Getting started
Smedjan trains, fine-tunes, aligns, quantizes, and serves decoder-only transformer language models from scratch — on your own hardware, in one Rust binary. No Python, no PyTorch, no cloud. This page takes you from a text file to a model that generates.
Install
git clone https://github.com/smedjan/smedjan.git cd smedjan cargo build --release # Metal (macOS / Apple Silicon) — the default # NVIDIA: cargo build --release --no-default-features --features cuda
Get Rust from rustup.rs. On macOS the Metal backend is the default and needs no extra setup. For NVIDIA you need the CUDA toolkit (12.x). The release build lands at ./target/release/smedjan — put it on your PATH or call it directly.

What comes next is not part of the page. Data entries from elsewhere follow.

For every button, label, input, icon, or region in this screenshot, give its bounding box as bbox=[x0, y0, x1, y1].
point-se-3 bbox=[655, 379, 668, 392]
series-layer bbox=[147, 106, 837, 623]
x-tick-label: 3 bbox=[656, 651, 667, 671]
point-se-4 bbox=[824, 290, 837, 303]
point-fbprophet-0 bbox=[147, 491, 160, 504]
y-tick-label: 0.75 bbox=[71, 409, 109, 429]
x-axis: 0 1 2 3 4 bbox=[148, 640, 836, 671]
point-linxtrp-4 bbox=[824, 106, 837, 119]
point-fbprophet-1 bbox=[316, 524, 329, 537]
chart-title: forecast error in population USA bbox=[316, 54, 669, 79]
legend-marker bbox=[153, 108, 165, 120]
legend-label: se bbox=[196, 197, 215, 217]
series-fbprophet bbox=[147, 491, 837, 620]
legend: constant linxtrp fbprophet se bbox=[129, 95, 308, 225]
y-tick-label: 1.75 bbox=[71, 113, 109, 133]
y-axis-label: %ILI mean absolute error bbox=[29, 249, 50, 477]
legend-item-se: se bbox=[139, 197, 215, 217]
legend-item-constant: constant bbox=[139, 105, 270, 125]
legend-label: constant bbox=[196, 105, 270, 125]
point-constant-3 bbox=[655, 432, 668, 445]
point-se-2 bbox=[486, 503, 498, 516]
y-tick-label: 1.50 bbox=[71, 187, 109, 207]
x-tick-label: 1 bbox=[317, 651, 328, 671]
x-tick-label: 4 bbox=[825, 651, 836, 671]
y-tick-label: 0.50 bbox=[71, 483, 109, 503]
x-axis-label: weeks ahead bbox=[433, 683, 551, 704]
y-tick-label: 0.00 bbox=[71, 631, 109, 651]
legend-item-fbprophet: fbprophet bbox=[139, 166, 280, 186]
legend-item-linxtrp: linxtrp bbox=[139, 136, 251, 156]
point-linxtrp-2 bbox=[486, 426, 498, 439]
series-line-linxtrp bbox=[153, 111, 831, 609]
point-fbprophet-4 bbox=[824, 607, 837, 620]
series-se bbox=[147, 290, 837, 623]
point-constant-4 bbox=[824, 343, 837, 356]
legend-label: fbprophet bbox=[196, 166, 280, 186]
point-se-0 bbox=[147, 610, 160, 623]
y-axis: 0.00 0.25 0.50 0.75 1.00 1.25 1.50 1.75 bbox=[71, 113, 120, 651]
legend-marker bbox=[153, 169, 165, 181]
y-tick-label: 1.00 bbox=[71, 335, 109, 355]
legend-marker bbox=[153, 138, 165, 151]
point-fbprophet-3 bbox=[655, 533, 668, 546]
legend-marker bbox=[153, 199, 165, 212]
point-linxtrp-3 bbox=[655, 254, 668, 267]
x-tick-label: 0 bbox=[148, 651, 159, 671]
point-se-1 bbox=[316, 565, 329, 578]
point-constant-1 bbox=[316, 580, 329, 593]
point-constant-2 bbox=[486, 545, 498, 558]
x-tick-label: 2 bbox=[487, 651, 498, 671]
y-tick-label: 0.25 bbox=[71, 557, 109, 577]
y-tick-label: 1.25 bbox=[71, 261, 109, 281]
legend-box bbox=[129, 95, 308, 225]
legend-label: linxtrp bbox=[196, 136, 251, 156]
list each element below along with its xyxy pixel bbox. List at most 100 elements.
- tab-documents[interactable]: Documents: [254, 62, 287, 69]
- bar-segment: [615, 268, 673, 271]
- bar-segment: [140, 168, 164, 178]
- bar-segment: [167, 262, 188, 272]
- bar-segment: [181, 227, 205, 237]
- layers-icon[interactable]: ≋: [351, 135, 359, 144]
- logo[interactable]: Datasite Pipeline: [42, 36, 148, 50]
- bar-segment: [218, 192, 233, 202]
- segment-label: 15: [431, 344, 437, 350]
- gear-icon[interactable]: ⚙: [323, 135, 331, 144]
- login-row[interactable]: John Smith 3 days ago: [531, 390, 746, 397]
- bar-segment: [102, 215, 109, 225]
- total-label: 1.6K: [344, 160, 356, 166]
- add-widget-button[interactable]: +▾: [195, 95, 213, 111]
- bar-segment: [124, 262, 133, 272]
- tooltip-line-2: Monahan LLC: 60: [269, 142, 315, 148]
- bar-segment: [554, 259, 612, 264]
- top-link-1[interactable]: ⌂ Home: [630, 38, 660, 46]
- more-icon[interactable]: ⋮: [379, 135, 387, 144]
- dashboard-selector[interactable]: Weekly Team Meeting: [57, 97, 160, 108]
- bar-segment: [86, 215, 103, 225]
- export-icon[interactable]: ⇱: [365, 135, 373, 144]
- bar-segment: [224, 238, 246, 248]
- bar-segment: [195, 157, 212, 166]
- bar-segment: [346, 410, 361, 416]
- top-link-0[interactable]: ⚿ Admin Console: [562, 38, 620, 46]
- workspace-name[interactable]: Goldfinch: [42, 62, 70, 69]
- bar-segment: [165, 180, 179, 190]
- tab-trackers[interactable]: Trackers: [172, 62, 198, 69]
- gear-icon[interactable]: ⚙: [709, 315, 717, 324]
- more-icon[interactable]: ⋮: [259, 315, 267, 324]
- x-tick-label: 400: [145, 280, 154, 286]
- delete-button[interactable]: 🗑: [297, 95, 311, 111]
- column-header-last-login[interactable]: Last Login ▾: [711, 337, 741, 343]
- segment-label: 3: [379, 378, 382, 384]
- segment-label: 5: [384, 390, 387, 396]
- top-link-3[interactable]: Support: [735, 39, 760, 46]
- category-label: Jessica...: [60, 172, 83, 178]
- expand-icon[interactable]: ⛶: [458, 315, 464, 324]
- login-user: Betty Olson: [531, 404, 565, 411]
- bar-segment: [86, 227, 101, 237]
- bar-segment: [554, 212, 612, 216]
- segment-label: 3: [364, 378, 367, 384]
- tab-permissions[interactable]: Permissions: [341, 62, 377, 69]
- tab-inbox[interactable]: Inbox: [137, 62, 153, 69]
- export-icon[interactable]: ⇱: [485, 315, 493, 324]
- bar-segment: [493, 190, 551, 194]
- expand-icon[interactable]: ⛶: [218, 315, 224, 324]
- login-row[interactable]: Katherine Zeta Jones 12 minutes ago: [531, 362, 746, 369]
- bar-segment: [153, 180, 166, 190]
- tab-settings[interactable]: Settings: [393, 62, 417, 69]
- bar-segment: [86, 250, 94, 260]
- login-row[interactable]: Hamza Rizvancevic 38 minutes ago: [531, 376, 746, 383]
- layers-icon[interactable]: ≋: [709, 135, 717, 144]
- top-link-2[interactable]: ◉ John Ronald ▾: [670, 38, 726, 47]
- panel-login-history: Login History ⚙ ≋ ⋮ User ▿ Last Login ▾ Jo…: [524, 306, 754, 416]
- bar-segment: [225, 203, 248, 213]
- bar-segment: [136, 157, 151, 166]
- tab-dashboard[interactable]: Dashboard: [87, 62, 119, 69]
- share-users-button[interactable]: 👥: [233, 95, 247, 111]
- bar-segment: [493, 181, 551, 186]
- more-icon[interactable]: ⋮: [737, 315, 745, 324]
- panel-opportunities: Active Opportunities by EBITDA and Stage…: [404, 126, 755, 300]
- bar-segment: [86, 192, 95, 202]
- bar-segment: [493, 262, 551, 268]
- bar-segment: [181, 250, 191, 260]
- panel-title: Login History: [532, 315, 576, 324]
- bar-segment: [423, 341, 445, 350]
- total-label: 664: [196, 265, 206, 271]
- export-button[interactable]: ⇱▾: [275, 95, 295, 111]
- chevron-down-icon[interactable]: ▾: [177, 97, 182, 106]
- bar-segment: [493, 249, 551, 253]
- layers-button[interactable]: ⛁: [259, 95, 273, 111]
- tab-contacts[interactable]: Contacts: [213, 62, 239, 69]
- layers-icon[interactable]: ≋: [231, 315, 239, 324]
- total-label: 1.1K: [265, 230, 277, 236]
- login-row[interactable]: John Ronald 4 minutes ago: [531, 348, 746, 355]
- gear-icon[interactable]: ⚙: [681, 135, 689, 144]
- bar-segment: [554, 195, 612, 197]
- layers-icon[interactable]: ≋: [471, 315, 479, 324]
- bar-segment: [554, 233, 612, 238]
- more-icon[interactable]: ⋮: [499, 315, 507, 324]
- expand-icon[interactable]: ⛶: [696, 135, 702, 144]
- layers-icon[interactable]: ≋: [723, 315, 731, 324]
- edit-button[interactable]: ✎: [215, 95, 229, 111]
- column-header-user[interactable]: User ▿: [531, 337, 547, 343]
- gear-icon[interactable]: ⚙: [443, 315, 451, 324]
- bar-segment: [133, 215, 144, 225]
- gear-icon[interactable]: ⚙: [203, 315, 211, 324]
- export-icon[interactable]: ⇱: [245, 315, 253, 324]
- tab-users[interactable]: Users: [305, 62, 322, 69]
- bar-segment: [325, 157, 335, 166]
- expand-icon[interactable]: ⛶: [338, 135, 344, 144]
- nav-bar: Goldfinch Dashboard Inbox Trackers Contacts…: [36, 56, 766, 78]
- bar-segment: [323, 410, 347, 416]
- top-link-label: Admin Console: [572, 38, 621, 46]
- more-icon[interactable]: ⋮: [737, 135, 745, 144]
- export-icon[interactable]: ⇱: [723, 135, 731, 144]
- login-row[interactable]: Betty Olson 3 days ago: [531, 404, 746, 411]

The whole pipeline, four commands
One binary owns every stage. Point it at a plain-text corpus and walk it from tokenizer to trained checkpoint to sampled text:
# 1 — train a byte-pair tokenizer on your text smedjan tokenizer --input corpus.txt --vocab-size 8192 --output tokenizer.bin # 2 — pack the text into the binary training format smedjan prepare --input corpus.txt --tokenizer tokenizer.bin --output train.bin # 3 — train a model (writes checkpoints/ as it goes; resume any time) smedjan train \ --dataset train.bin --tokenizer tokenizer.bin \ --size small --batch-size 8 --seq-len 256 \ --steps 20000 --lr 3e-4 --checkpoint-dir checkpoints/ # 4 — generate from the trained checkpoint smedjan generate \ --checkpoint checkpoints/final.bin --tokenizer tokenizer.bin \ --prompt "Once upon a time" --stream
Start small. A --size small model on a few megabytes of text trains in minutes on a laptop and is enough to see the pipeline work end to end. Scale up the size, data, and steps once the loop is proven.
What just happened
Four artefacts, one format. The tokenizer learns a vocabulary and converts text to integer tokens and back. prepare streams those tokens into a memory-mappable binary file. train fits a transformer to predict the next token, writing checkpoints/ (weights + optimizer state + step) so you can resume exactly. generate loads a checkpoint and samples new tokens.
Every later stage — fine-tuning, alignment, distillation, quantization, export — reads and writes the same checkpoint format, so you chain them without ever leaving Smedjan or touching another framework.